Талейран, как всегда, первым сказал то, о чем я начинал только подумывать: «Дело не сдвинется, пока на этих тронах не будет наших королей». И еще Талейран много рассказывал мне о золоте и сокровищах индейцев, хранящихся в испанской казне. И я приказал…

Маршал Жюно уже через полтора месяца взял Лиссабон. Королевская семья бежала, конечно же, на англий-ском корабле. Трон Брагансов стал моим.

И наступил черед Испании. Тот же Талейран обстоятельно информировал меня о распрях в испанской королевской семье. Это была мрачная дворцовая драма в средневековом стиле. Сын восстал против отца. Отец жаловался на коварство сына и хотел его арестовать. В центре интриги был всемогущий королевский фаворит Годой — он-то и был подлинным королем Испании… По предложению Талейрана я решил попросту прогнать испанских Бурбонов — отправить их вслед за Брагансами… Мои корпуса уже стояли в Испании, когда я позвал королевскую семью в Байонну улаживать их семейный конфликт. Когда они съехались, я заставил престарелого Карла передать корону «своему другу Наполеону» (так он именовал меня в письмах). После чего велел брату Жозефу стать испанским королем.

Я обратился к испанскому народу с воззванием: «Ваше правительство одряхлело, и мне суждено возродить мощь и славу Испании. Я улучшу ваши законы, и если поможете мне, то без всяких потрясений изменю течение ваших печальных дел. Я хочу, чтобы ваши потомки имели право сказать обо мне: „Ему наше великое Отечество обязано своим возрождением“. Я решил вернуть эту когда-то великую страну, дремавшую в Средневековье, в наш век. Сажая на трон брата, я собирался отменить позор инквизиции, забрать часть земель у всесильных монастырей.
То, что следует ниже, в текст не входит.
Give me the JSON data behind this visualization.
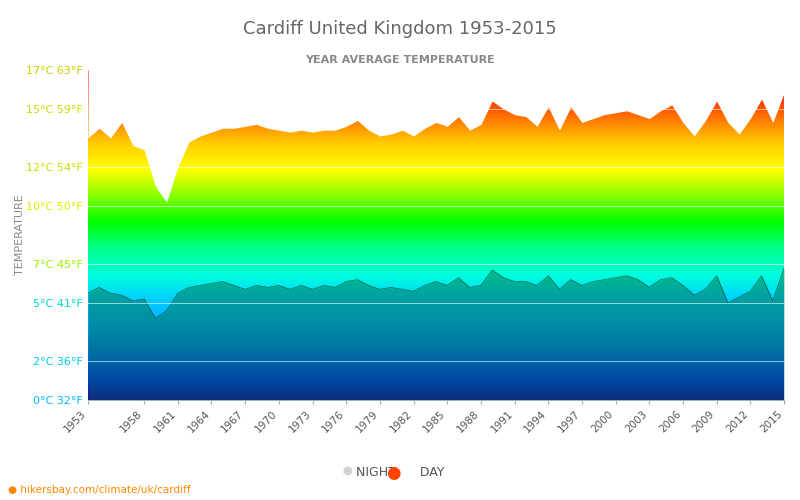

Нужны были реформы, на которые, как я считал, есть достаточно денег в испанской казне. Здесь была моя первая ошибка. Казна оказалась пуста, индейские сокровища — давно промотаны.

Вторая ошибка была пострашнее. И гранды, и испанские либералы меня поняли, но неожиданно поднялись крестьяне, будем откровенны — восстал народ. Надо признать, я очень неловко провернул смену власти — безнравственность предстала слишком явной, несправедливость слишком циничной. Бесцеремонность смены власти оскорбила народ. И они, надо сознаться, повели себя, как положено людям чести.

Так началось это восстание темного фанатичного народа… да еще вдохновляемое изуверами-монахами. В считанные недели сформировалась стотысячная армия, возглавляемая плебеями. Их предводители именовались прозвищами, как у разбойников: Однорукий, Удалой…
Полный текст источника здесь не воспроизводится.